USCF Source Report (PDF) | Comments courtesy of Matt Zavadsky
With special thanks to Lou Meyer from the California Healthcare Foundation and the California EMS Authority, here is the most recent report by UCSF on the 13 California CP Pilot programs.
With all the interest in ET3, we’ve attached highlights of the Alternate Destination – Urgent Care programs. The results from these programs could provide agencies with specific information you may want to consider when researching keys to success for alternate destination models.
In the next few days, we’ll also send out the report findings from RTI on the REMSA Ambulance Transport Alternative (ATA) program they did as part of their CMMI Healthcare Innovation Award (HCIA).
The full report is available here.
From the UCSF Report
All three Alternate Destination – Urgent Care projects enrolled patients who had any of the following five
conditions: isolated closed extremity injury, laceration with controlled bleeding, soft tissue injury, isolated
fever or cough, and other minor injury. One site, Carlsbad, also enrolled patients who had generalized weakness.
Forty-eight persons were enrolled in the three Alternate Destination – Urgent Care projects through November 2017. Orange County’s project had the largest enrollment (34 patients), and Carlsbad’s project had the smallest enrollment (two patients). UCLA’s Alternate Destination – Urgent Care project closed in May 2017, and Carlsbad’s and Orange County’s projects closed in November 2017. All closures of Alternate Destination – Urgent Care projects were due to low enrollment.
There are multiple reasons why enrollment in the Alternate Destination – Urgent Care projects was substantially lower than anticipated. All three sites had fewer patients than expected who met all of the criteria for inclusion in the pilot project. In addition, many 911 calls occurred at times of the day during which urgent care centers were closed. In the case of Carlsbad’s project, enrollment was limited to non-elderly adults who had insurance coverage through a single health plan.
The Alternate Destination – Urgent Care projects did not harm patients. Among the 48 patients enrolled in the Alternate Destination – Urgent Care projects, two patients (4%) were subsequently transferred to an ED within six hours of arrival at an urgent care center. In addition, nine patients (19%) were transported to an urgent care center but then rerouted to an ED because clinicians at the urgent care center declined to treat the patient. None of these patients had life-threatening conditions, and there were no adverse outcomes. The reasons for transport from an urgent care center to an ED are listed in Table 11. Additional detail about the two transfers to an ED within six hours of arrival at an urgent care center can be found in the initial public report on the community paramedicine pilot projects.

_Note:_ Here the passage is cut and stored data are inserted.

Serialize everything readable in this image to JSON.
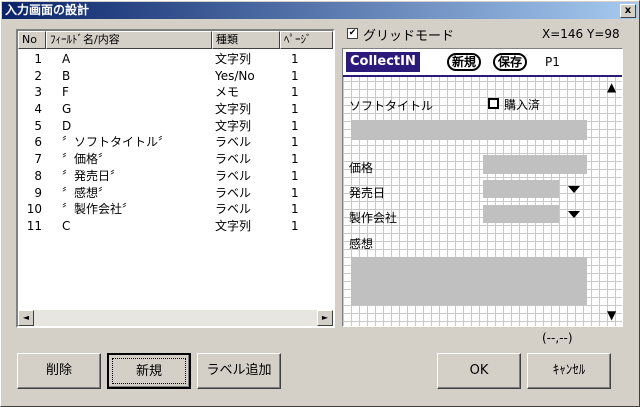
{
  "window": {
    "title": "入力画面の設計",
    "close": "x"
  },
  "list": {
    "headers": [
      "No",
      "ﾌｨｰﾙﾄﾞ名/内容",
      "種類",
      "ﾍﾟｰｼﾞ"
    ],
    "rows": [
      {
        "no": "1",
        "name": "A",
        "type": "文字列",
        "page": "1"
      },
      {
        "no": "2",
        "name": "B",
        "type": "Yes/No",
        "page": "1"
      },
      {
        "no": "3",
        "name": "F",
        "type": "メモ",
        "page": "1"
      },
      {
        "no": "4",
        "name": "G",
        "type": "文字列",
        "page": "1"
      },
      {
        "no": "5",
        "name": "D",
        "type": "文字列",
        "page": "1"
      },
      {
        "no": "6",
        "name": "〞ソフトタイトル〞",
        "type": "ラベル",
        "page": "1"
      },
      {
        "no": "7",
        "name": "〞価格〞",
        "type": "ラベル",
        "page": "1"
      },
      {
        "no": "8",
        "name": "〞発売日〞",
        "type": "ラベル",
        "page": "1"
      },
      {
        "no": "9",
        "name": "〞感想〞",
        "type": "ラベル",
        "page": "1"
      },
      {
        "no": "10",
        "name": "〞製作会社〞",
        "type": "ラベル",
        "page": "1"
      },
      {
        "no": "11",
        "name": "C",
        "type": "文字列",
        "page": "1"
      }
    ],
    "scroll_left": "◄",
    "scroll_right": "►"
  },
  "grid_mode": {
    "label": "グリッドモード",
    "check": "✔"
  },
  "coords": "X=146  Y=98",
  "device": {
    "app_title": "CollectIN",
    "new_btn": "新規",
    "save_btn": "保存",
    "page": "P1",
    "labels": {
      "soft_title": "ソフトタイトル",
      "purchased": "購入済",
      "price": "価格",
      "release": "発売日",
      "maker": "製作会社",
      "impression": "感想"
    },
    "scroll_up": "▲",
    "scroll_down": "▼"
  },
  "position_readout": "(--,--)",
  "buttons": {
    "delete": "削除",
    "new": "新規",
    "add_label": "ラベル追加",
    "ok": "OK",
    "cancel": "ｷｬﾝｾﾙ"
  }
}
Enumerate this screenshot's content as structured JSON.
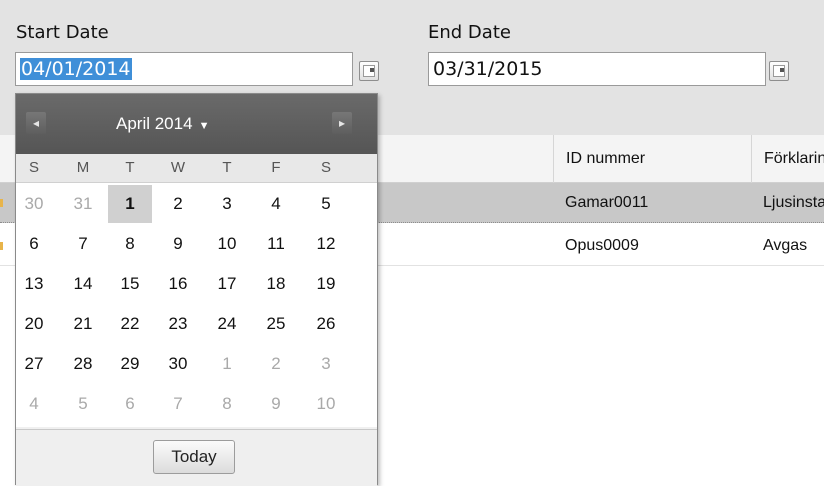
{
  "filters": {
    "start_label": "Start Date",
    "start_value": "04/01/2014",
    "end_label": "End Date",
    "end_value": "03/31/2015"
  },
  "grid": {
    "columns": [
      "ID nummer",
      "Förklaring"
    ],
    "rows": [
      {
        "id": "Gamar0011",
        "desc": "Ljusinstallation",
        "selected": true
      },
      {
        "id": "Opus0009",
        "desc": "Avgas",
        "selected": false
      }
    ]
  },
  "picker": {
    "month_title": "April 2014",
    "prev_icon": "◂",
    "next_icon": "▸",
    "caret": "▼",
    "weekdays": [
      "S",
      "M",
      "T",
      "W",
      "T",
      "F",
      "S"
    ],
    "weeks": [
      [
        {
          "d": "30",
          "m": true
        },
        {
          "d": "31",
          "m": true
        },
        {
          "d": "1",
          "sel": true
        },
        {
          "d": "2"
        },
        {
          "d": "3"
        },
        {
          "d": "4"
        },
        {
          "d": "5"
        }
      ],
      [
        {
          "d": "6"
        },
        {
          "d": "7"
        },
        {
          "d": "8"
        },
        {
          "d": "9"
        },
        {
          "d": "10"
        },
        {
          "d": "11"
        },
        {
          "d": "12"
        }
      ],
      [
        {
          "d": "13"
        },
        {
          "d": "14"
        },
        {
          "d": "15"
        },
        {
          "d": "16"
        },
        {
          "d": "17"
        },
        {
          "d": "18"
        },
        {
          "d": "19"
        }
      ],
      [
        {
          "d": "20"
        },
        {
          "d": "21"
        },
        {
          "d": "22"
        },
        {
          "d": "23"
        },
        {
          "d": "24"
        },
        {
          "d": "25"
        },
        {
          "d": "26"
        }
      ],
      [
        {
          "d": "27"
        },
        {
          "d": "28"
        },
        {
          "d": "29"
        },
        {
          "d": "30"
        },
        {
          "d": "1",
          "m": true
        },
        {
          "d": "2",
          "m": true
        },
        {
          "d": "3",
          "m": true
        }
      ],
      [
        {
          "d": "4",
          "m": true
        },
        {
          "d": "5",
          "m": true
        },
        {
          "d": "6",
          "m": true
        },
        {
          "d": "7",
          "m": true
        },
        {
          "d": "8",
          "m": true
        },
        {
          "d": "9",
          "m": true
        },
        {
          "d": "10",
          "m": true
        }
      ]
    ],
    "today_label": "Today"
  },
  "colors": {
    "selection": "#3f8fd8",
    "band": "#e3e3e3",
    "picker_header": "#5f5f5f"
  }
}
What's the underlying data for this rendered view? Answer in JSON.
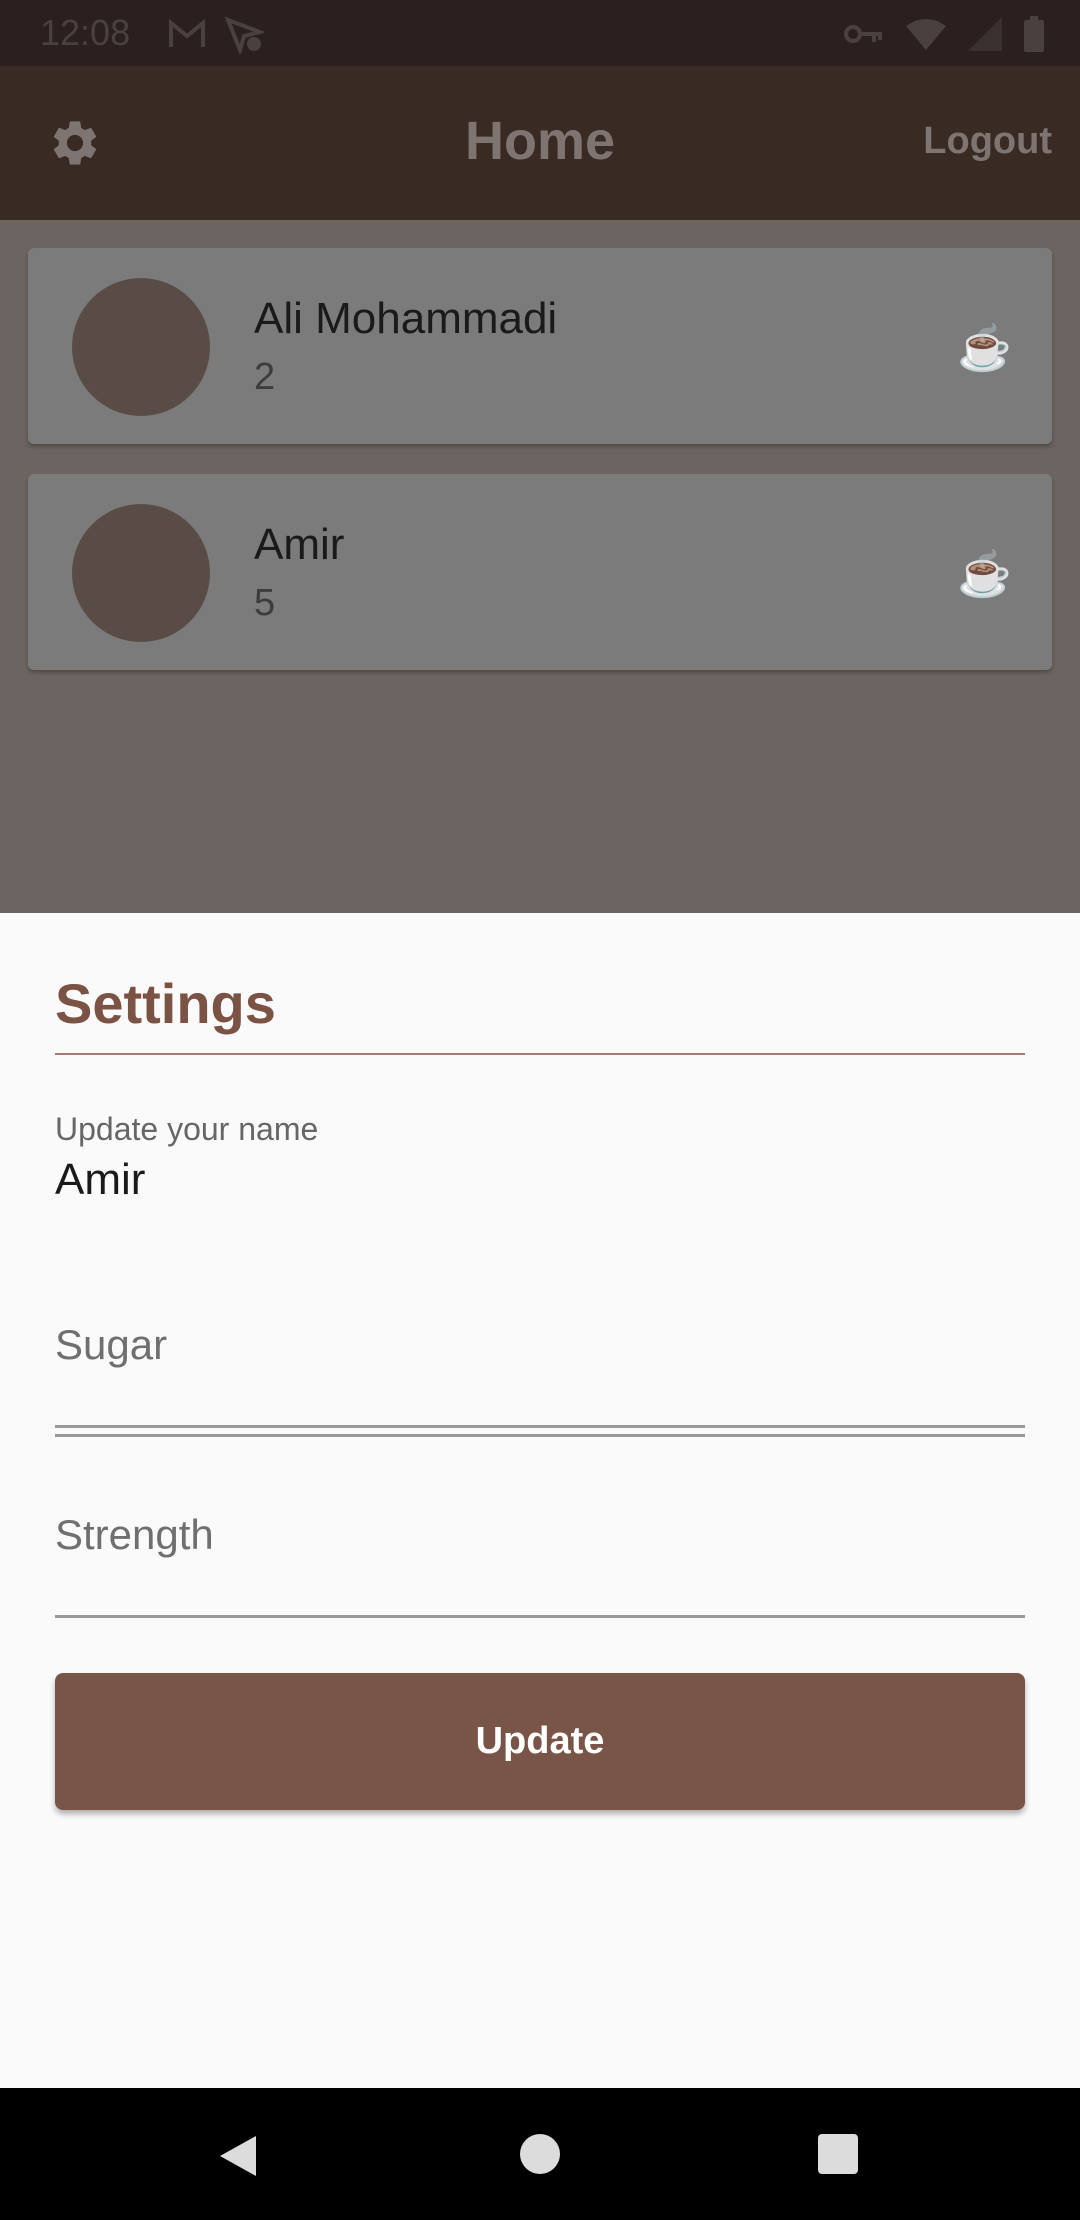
{
  "status_bar": {
    "time": "12:08",
    "left_icons": [
      "gmail-icon",
      "location-off-icon"
    ],
    "right_icons": [
      "vpn-key-icon",
      "wifi-icon",
      "signal-icon",
      "battery-icon"
    ]
  },
  "app_bar": {
    "title": "Home",
    "settings_icon": "gear-icon",
    "logout_label": "Logout"
  },
  "list": {
    "items": [
      {
        "name": "Ali Mohammadi",
        "value": "2",
        "icon": "coffee-cup-icon"
      },
      {
        "name": "Amir",
        "value": "5",
        "icon": "coffee-cup-icon"
      }
    ]
  },
  "settings_sheet": {
    "title": "Settings",
    "name_field": {
      "label": "Update your name",
      "value": "Amir"
    },
    "sugar_field": {
      "placeholder": "Sugar"
    },
    "strength_field": {
      "placeholder": "Strength"
    },
    "update_label": "Update"
  },
  "nav_bar": {
    "buttons": [
      "back-icon",
      "home-icon",
      "recents-icon"
    ]
  },
  "colors": {
    "primary": "#795548",
    "app_bar": "#3a2a24",
    "sheet_background": "#fafafa"
  }
}
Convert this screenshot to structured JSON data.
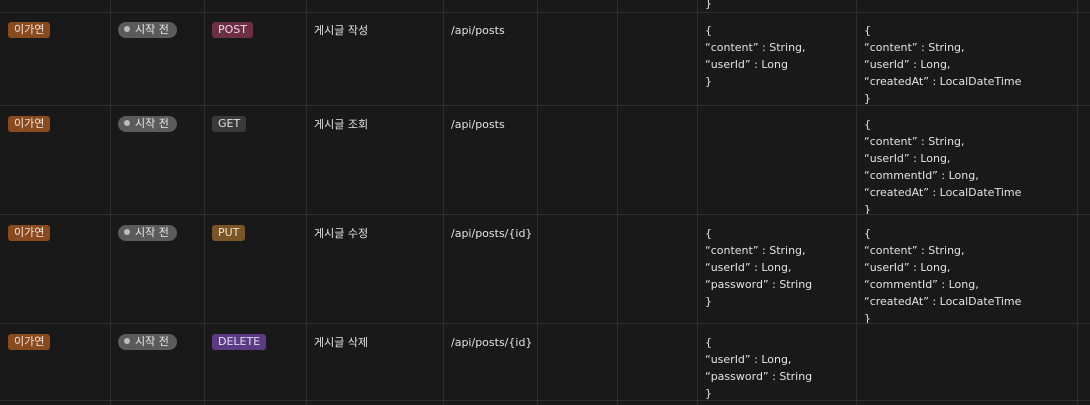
{
  "colors": {
    "background": "#191919",
    "divider": "#2e2e2e",
    "person_tag": "#8a4a1f",
    "status_tag": "#5b5b5b",
    "POST": "#6b3046",
    "GET": "#3a3a3a",
    "PUT": "#7a5527",
    "DELETE": "#5b3b82"
  },
  "top_row": {
    "json_tail": "}"
  },
  "rows": [
    {
      "person": "이가연",
      "status": "시작 전",
      "method": "POST",
      "feature": "게시글 작성",
      "url": "/api/posts",
      "request": "{\n“content” : String,\n“userId” : Long\n}",
      "response": "{\n“content” : String,\n“userId” : Long,\n“createdAt” : LocalDateTime\n}"
    },
    {
      "person": "이가연",
      "status": "시작 전",
      "method": "GET",
      "feature": "게시글 조회",
      "url": "/api/posts",
      "request": "",
      "response": "{\n“content” : String,\n“userId” : Long,\n“commentId” : Long,\n“createdAt” : LocalDateTime\n}"
    },
    {
      "person": "이가연",
      "status": "시작 전",
      "method": "PUT",
      "feature": "게시글 수정",
      "url": "/api/posts/{id}",
      "request": "{\n“content” : String,\n“userId” : Long,\n“password” : String\n}",
      "response": "{\n“content” : String,\n“userId” : Long,\n“commentId” : Long,\n“createdAt” : LocalDateTime\n}"
    },
    {
      "person": "이가연",
      "status": "시작 전",
      "method": "DELETE",
      "feature": "게시글 삭제",
      "url": "/api/posts/{id}",
      "request": "{\n“userId” : Long,\n“password” : String\n}",
      "response": ""
    }
  ]
}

The community paramedicine pilot projects have demonstrated that specially trained paramedics can provide services beyond their traditional and current statutory scope of practice in California. No adverse outcome is attributable to any of these pilot projects.
These pilot projects integrate with existing health care resources and utilize the unique skills of paramedics and their availability 24 hours per day, 7 days per week. The community paramedics operate at all times under medical control – either directly or by protocols developed by physicians experienced in EMS and emergency care.
Research conducted to date indicates that community paramedicine programs are improving the effectiveness and efficiency of the health care system. The seventh concept, Alternate Destination – Urgent Care, shows potential, but further research involving a larger volume of patients transported to urgent care centers with wider ranges of services and expanded hours is needed to draw definitive conclusions.